Phillips’ co-ops have been a monumental part of her experience at Northeastern and crucial for navigating her career path. On her first co-op, she was a clinical assistant at a physician’s private practice in Texas, working to meet the clinical experience requirement for her medical school application, which she submitted the summer after her third year.
She appreciated the opportunity to have a clinical hands-on experience as opposed to passive shadowing. During her time at the practice, she assumed a range of responsibilities such as checking patients in, taking vital signs, and contacting insurance companies.
“[I got to see] firsthand what a doctor’s office was like and how that ran; working there solidified my intentions of going to medical school,” she said.
Phillips’ second co-op brought her to the teledentistry company, virtudent, as their mechanical and operations engineer, where she maintained the portable dental offices that dental hygienists use to perform routine dental hygiene and preventative care.

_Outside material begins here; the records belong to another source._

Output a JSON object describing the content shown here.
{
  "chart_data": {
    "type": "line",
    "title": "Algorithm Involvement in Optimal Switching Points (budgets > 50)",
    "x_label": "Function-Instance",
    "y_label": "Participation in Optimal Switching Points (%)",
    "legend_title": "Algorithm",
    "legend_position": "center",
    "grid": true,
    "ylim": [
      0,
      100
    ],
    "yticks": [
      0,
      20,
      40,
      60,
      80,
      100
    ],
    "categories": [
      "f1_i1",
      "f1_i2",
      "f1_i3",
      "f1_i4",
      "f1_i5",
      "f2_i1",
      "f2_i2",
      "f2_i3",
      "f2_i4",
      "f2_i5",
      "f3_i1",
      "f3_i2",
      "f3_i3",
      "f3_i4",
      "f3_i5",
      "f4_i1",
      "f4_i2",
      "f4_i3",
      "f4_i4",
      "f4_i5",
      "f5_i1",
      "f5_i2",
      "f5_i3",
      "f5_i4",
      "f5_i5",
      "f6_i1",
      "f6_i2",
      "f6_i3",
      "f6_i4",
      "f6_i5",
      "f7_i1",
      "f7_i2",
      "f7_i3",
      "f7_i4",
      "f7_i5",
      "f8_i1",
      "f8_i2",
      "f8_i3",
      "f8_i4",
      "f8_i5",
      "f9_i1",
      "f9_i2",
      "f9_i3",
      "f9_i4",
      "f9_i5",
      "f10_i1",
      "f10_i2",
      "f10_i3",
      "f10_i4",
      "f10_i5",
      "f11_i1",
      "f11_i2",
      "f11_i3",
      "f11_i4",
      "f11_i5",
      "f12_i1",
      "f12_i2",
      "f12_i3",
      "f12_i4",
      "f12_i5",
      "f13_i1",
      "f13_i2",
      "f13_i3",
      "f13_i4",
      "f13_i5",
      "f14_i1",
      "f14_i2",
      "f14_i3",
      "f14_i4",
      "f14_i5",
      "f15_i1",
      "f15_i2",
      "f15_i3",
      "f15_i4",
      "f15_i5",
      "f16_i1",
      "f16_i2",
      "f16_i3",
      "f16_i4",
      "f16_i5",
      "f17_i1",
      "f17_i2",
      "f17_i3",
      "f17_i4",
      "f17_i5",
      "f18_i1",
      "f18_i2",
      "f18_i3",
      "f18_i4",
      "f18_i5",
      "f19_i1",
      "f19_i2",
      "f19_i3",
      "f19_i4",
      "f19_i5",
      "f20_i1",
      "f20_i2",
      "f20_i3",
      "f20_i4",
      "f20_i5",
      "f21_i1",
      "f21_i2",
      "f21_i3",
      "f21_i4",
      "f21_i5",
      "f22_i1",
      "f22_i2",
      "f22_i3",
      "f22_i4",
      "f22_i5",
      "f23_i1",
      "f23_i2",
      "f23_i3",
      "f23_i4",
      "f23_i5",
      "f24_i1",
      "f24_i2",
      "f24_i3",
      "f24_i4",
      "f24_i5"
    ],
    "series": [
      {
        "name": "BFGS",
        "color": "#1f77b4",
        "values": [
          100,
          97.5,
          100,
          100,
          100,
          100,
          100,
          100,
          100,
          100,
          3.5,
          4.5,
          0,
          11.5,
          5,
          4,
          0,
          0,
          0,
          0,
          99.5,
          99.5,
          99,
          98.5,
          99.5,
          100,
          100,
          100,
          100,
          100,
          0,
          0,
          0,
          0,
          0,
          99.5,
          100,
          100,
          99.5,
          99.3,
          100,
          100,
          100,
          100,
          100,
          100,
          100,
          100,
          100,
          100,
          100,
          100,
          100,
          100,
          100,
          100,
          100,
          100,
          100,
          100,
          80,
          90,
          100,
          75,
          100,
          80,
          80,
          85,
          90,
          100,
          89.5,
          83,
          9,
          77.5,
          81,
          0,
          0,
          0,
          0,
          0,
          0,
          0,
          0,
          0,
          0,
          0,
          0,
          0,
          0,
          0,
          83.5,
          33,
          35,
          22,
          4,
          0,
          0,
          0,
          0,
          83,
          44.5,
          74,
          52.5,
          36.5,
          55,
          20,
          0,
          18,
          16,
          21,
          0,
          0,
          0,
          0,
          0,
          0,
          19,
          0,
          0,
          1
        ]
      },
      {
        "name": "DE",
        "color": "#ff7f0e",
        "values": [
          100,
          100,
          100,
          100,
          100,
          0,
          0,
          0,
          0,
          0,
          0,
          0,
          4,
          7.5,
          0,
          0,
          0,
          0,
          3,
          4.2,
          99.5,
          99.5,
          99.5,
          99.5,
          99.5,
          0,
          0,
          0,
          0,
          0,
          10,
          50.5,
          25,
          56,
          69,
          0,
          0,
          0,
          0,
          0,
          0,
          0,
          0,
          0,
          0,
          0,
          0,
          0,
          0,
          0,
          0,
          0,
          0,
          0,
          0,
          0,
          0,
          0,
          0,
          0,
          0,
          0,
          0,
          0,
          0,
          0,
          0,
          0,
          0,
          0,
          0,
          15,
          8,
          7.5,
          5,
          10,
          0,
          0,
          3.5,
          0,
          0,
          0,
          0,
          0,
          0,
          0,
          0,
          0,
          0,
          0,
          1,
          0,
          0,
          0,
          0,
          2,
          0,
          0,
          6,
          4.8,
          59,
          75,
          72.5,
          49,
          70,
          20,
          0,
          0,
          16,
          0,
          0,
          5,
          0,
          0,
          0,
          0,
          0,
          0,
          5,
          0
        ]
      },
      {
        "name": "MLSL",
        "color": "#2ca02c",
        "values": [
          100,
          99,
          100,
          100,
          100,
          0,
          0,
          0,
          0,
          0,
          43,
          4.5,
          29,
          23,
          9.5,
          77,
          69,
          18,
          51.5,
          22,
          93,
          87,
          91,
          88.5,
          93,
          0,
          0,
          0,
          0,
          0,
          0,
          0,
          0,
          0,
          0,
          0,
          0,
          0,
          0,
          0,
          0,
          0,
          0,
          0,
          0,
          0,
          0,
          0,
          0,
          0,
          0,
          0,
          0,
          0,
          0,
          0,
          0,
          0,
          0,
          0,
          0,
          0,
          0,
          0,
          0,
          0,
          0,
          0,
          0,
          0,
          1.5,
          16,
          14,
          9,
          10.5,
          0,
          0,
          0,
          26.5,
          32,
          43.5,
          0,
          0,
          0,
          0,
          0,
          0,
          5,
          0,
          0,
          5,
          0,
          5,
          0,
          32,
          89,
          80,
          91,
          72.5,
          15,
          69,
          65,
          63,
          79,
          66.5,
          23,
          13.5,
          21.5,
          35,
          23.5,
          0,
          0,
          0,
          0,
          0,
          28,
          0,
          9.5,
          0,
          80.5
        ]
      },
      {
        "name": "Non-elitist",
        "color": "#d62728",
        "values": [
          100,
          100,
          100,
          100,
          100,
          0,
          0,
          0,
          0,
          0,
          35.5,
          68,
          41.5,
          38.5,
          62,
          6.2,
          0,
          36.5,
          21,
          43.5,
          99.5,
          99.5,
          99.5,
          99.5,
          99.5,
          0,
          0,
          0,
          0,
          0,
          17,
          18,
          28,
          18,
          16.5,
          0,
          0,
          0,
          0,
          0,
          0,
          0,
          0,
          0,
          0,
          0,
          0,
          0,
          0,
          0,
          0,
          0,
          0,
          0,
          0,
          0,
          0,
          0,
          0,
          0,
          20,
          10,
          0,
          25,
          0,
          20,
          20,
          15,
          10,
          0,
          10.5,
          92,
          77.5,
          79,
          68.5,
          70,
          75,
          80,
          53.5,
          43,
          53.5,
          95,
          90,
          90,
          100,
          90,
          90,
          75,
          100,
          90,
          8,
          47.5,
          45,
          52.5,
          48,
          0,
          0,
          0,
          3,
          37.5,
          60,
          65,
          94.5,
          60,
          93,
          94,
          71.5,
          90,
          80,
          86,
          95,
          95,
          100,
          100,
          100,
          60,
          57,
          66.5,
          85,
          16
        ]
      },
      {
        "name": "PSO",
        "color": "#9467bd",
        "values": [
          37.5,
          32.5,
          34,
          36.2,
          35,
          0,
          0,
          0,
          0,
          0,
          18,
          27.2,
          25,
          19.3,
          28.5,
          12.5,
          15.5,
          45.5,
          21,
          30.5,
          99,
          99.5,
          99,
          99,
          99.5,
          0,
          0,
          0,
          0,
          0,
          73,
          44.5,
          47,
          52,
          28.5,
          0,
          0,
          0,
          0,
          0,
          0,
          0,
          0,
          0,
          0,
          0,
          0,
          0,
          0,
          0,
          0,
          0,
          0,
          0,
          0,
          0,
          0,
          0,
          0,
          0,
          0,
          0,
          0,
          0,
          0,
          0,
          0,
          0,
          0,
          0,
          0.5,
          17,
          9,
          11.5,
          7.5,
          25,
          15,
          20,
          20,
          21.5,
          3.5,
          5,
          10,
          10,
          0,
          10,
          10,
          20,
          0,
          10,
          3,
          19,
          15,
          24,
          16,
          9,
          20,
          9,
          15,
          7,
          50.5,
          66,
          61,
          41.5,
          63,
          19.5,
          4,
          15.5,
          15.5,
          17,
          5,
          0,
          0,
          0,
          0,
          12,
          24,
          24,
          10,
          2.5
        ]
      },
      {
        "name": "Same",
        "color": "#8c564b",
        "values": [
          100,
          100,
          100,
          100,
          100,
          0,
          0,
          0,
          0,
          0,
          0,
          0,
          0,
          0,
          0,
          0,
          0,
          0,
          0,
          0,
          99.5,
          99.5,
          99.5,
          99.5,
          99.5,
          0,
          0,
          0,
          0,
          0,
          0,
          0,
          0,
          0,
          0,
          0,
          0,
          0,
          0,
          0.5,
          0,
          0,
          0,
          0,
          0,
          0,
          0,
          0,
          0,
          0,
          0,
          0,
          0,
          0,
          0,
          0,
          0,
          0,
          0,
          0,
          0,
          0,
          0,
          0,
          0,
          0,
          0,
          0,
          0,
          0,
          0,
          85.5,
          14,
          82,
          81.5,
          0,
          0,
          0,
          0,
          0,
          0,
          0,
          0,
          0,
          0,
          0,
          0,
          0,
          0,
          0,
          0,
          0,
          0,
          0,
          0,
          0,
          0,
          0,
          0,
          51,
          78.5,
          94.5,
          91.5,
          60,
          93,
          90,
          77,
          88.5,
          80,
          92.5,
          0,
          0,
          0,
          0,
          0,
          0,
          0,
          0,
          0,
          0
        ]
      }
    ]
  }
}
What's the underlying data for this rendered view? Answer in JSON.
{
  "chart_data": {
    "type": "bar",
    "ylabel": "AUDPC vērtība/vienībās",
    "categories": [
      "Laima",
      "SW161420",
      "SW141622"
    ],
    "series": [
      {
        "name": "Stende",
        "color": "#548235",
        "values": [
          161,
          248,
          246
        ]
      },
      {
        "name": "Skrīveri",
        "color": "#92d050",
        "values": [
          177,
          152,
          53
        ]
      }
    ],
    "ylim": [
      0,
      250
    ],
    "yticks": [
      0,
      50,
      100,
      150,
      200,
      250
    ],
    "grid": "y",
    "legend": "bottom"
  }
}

She made sure the hygienists had everything they needed to see patients, combining her interests in engineering and the healthcare system.
“I wanted to see how engineering plays a role in the field of healthcare,” she said.
On campus, Phillips advanced her experiential learning as well, participating in research projects focused on single cell proteomics as well as the degeneration of retinal cells.
Phillips took on a number of roles at Northeastern as well, from involvement in the engineering and pre-health honors societies on campus to being a teaching assistant for the Cornerstone of Engineering course. During her final semester, she served as Activities Chair for her sorority, Sigma Kappa. Her extensive involvement on campus as well as dedication to classes helped her to develop communication skills to apply off-campus.
Phillips’ received various scholarships and awards throughout her time in college for her academic success and engineering achievements, such as the President’s Award for her high rank in her class and the Shillman Scholarship for her achievements in the College of Engineering. As she prepares to take the next step, she has already received several acceptances from medical schools, including a full ride to one of her top choices.